I want to join the Amazon AppSec Research team because:
- The problems are real. Security at Amazon scale isn't academic — it's infrastructure that affects hundreds of millions of people.
- The approach is systemic. You're not just finding bugs — you're building security into systems.
- The team is expanding. I want to be part of building something from the ground up in Bengaluru.
- I think like a researcher. I ask "why" until I understand the root cause, not just the symptom.
- I'm ready to learn. I don't know everything about security research. But I know how to learn, how to ask better questions, and how to collaborate with people smarter than me.
Security research isn't about finding vulnerabilities. It's about understanding why systems fail under adversarial conditions and building systems that fail safely.
At Amazon scale, a single vulnerability isn't just a bug. It's a systemic risk multiplied by millions of transactions, billions in revenue and hundreds of millions of users.
The best security researchers don't just break things. They understand why things break, document the patterns and build systems where those breaks can't happen.
That's what I want to do. Not just for Amazon. But because security at scale is the most interesting problem in technology right now.
And I can't think of a better place to work on it than a team that's expanding globally, thinking systemically, and building security infrastructure for one of the most complex systems humanity has ever created.
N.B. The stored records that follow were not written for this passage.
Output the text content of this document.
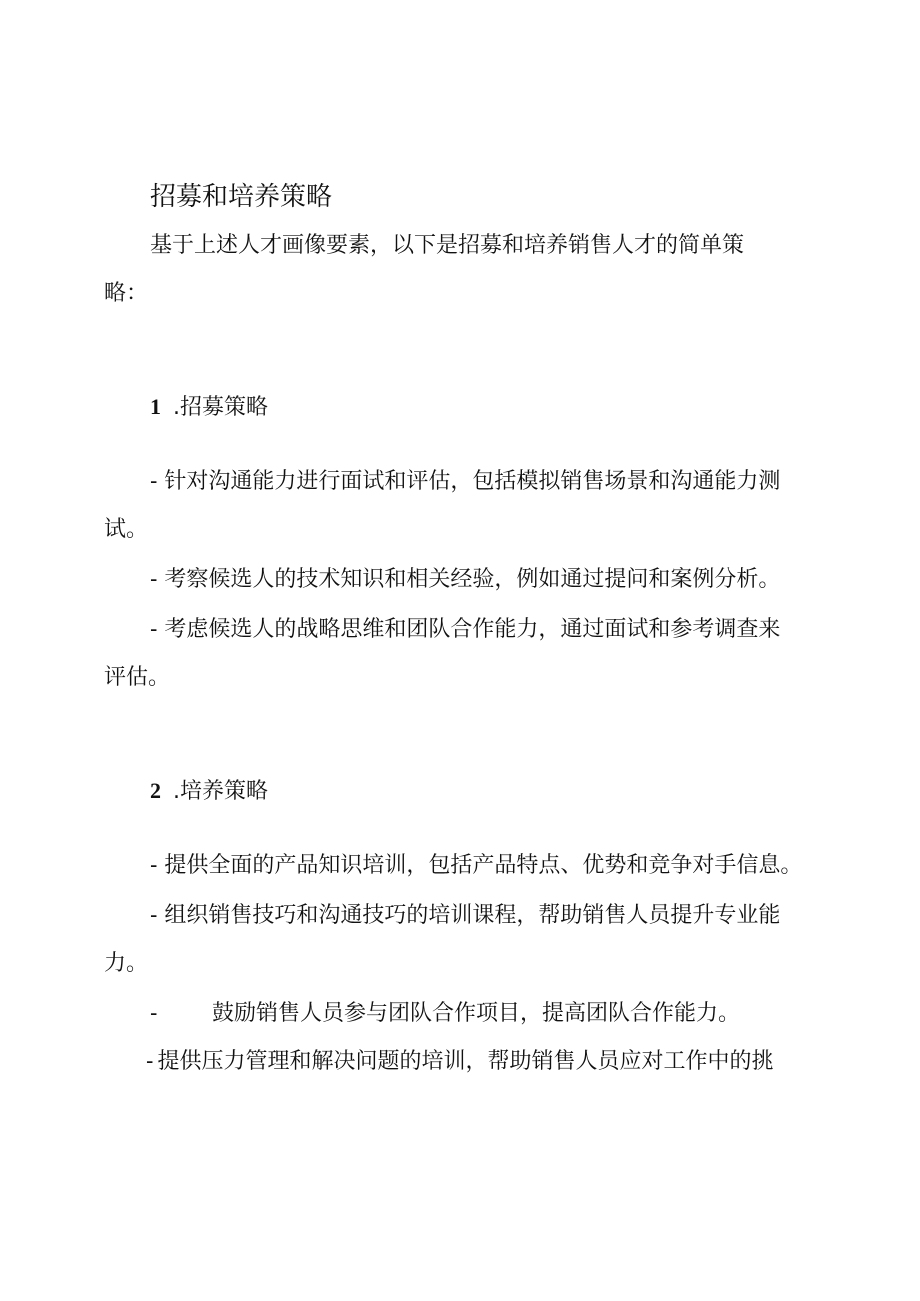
招募和培养策略

基于上述人才画像要素，以下是招募和培养销售人才的简单策

略：

1 .招募策略

- 针对沟通能力进行面试和评估，包括模拟销售场景和沟通能力测

试。

- 考察候选人的技术知识和相关经验，例如通过提问和案例分析。

- 考虑候选人的战略思维和团队合作能力，通过面试和参考调查来

评估。

2 .培养策略

- 提供全面的产品知识培训，包括产品特点、优势和竞争对手信息。

- 组织销售技巧和沟通技巧的培训课程，帮助销售人员提升专业能

力。

- 鼓励销售人员参与团队合作项目，提高团队合作能力。

- 提供压力管理和解决问题的培训，帮助销售人员应对工作中的挑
Let's build something secure. Together.
With deep respect for the work you're doing, genuine excitement about the problems you're solving, and a relentless commitment to understanding how systems actually work,
A Non-Traditional Security Researcher Who Thinks in Patterns, Not Just Bugs
P.S. If you're reading this and thinking "this person asks too many questions," you're absolutely right. And that's exactly why I'd be a great fit for security research. Because the best security comes from asking uncomfortable questions until the answers get better.